Начался и наш допрос.

— Разве не правда, что я видел вас на Курфюрстендам? — кричит, обращаясь к торгпредовскому товарищу, один из гестаповцев.— Ты стоял тогда с газетой в руках, а я крутился поблизости. На мне был синий костюм. Что, не помнишь? Забыл? — уже не кричит, а визжит гиммлеровский выученик.

— Все то, что вы говорите,— ложь,— спокойно отвечает гестаповцу торгпредовский товарищ. Разъяренный белогвардеец бьет его по лицу. Потом торгпредовца увели от нас.

Теперь моя очередь. Гестаповец с черными усиками добивается у меня признания, с кем из немцев я был связан; требует адреса и имена этих людей.

— Да, я был связан со многими немцами, — отвечал я и назвал ему ряд официальных немецких лиц, с которыми я по долгу службы поддерживал деловые связи.

Почувствовав насмешку в моем ответе, белогвардеец свирепеет, бьет в плечо и угрожает заставить меня «отвечать по существу».

Я заявил гестаповцам, что они не имеют права так обращаться с советскими людьми и не должны забывать о судьбе своих людей — немецких дипломатов и журналистов, которые находятся в настоящее время в Москве. Это как будто на них действует несколько отрезвляюще.

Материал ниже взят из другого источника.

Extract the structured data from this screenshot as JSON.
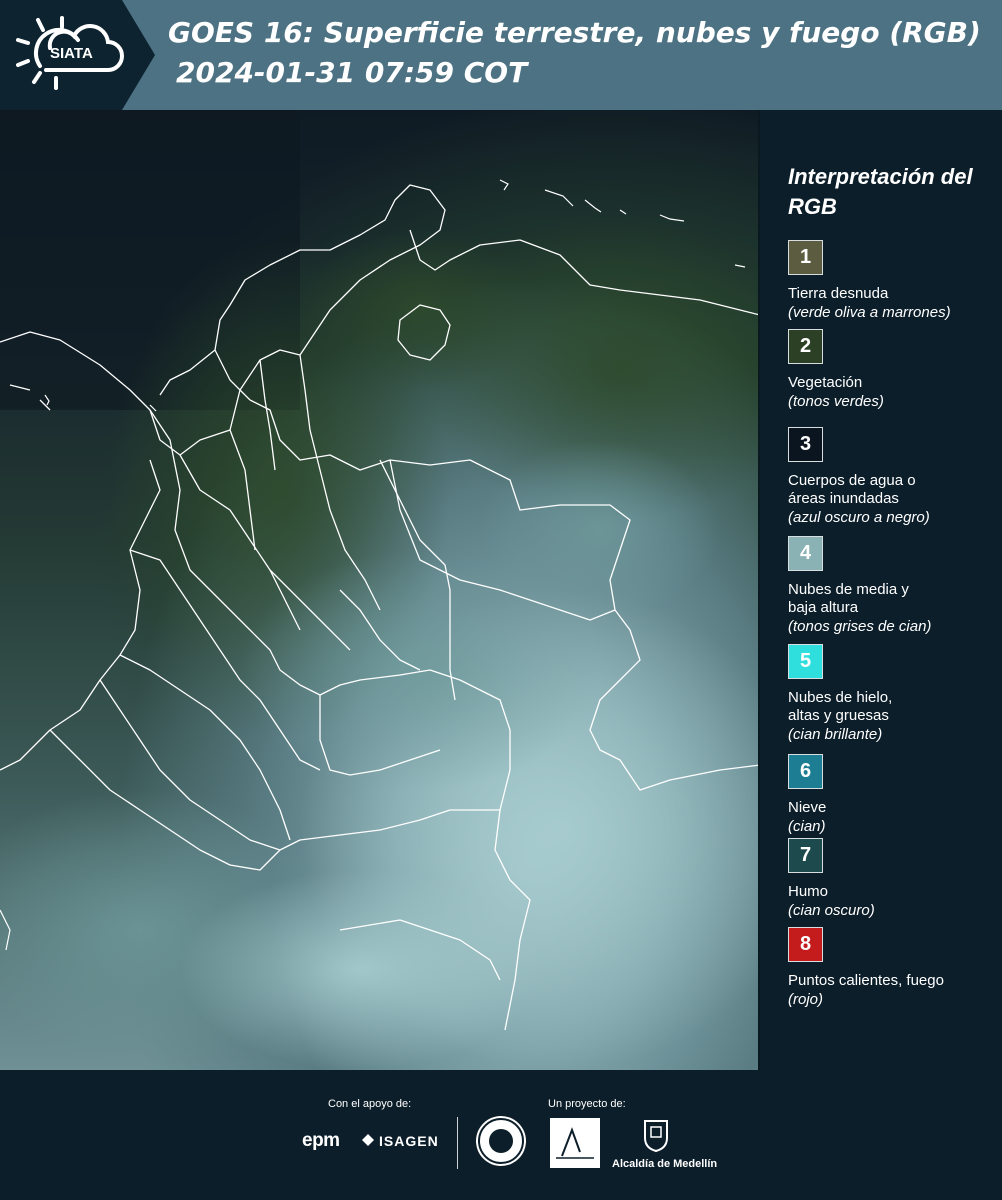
{
  "header": {
    "logo_text": "SIATA",
    "title": "GOES 16: Superficie terrestre, nubes y fuego (RGB)",
    "timestamp": "2024-01-31 07:59 COT"
  },
  "legend": {
    "title": "Interpretación del RGB",
    "items": [
      {
        "number": "1",
        "color": "#5c5c40",
        "name": "Tierra desnuda",
        "desc": "(verde oliva a marrones)"
      },
      {
        "number": "2",
        "color": "#2c4026",
        "name": "Vegetación",
        "desc": "(tonos verdes)"
      },
      {
        "number": "3",
        "color": "#0b1520",
        "name": "Cuerpos de agua o áreas inundadas",
        "desc": "(azul oscuro a negro)"
      },
      {
        "number": "4",
        "color": "#8ab1b3",
        "name": "Nubes de media y baja altura",
        "desc": "(tonos grises de cian)"
      },
      {
        "number": "5",
        "color": "#2fdfdd",
        "name": "Nubes de hielo, altas y gruesas",
        "desc": "(cian brillante)"
      },
      {
        "number": "6",
        "color": "#1d7e93",
        "name": "Nieve",
        "desc": "(cian)"
      },
      {
        "number": "7",
        "color": "#1d4a4c",
        "name": "Humo",
        "desc": "(cian oscuro)"
      },
      {
        "number": "8",
        "color": "#c41c1c",
        "name": "Puntos calientes, fuego",
        "desc": "(rojo)"
      }
    ]
  },
  "footer": {
    "support_label": "Con el apoyo de:",
    "project_label": "Un proyecto de:",
    "sponsor_1": "epm",
    "sponsor_2": "ISAGEN",
    "partner_3": "Alcaldía de Medellín"
  }
}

Допрос прекращается. В комнате нестерпимо душно. Наступает гнетущая тишина. Часы бьют двенадцать. Проходит час за часом, а мы все сидим молча в окружении гестаповцев, которые на наших глазах пьют пиво и пожирают бутерброды.

Солнце уже начинало касаться крыш домов, когда нас вывели в коридор. Здесь по-прежнему находилось много арестованных. Среди них была одна женщина, судя по ее одежде, по-видимому, работница. На ней было простое платьице горошком, на плечах серый платок. Вид у нее был страшно взволнованный. Лицо бледное и худое. Рядом с ней стоял высокого роста и крепко сложенный мужчина, одетый в хорошо отутюженный темно-синего цвета костюм. Чувствовалось, что он был арестован или на службе у себя в министерстве, или на одном из веселых вечеров. Из его нагрудного кармана выглядывал кусочек белого платка, а на лацкане костюма сверкал значок члена гитлеровской партии.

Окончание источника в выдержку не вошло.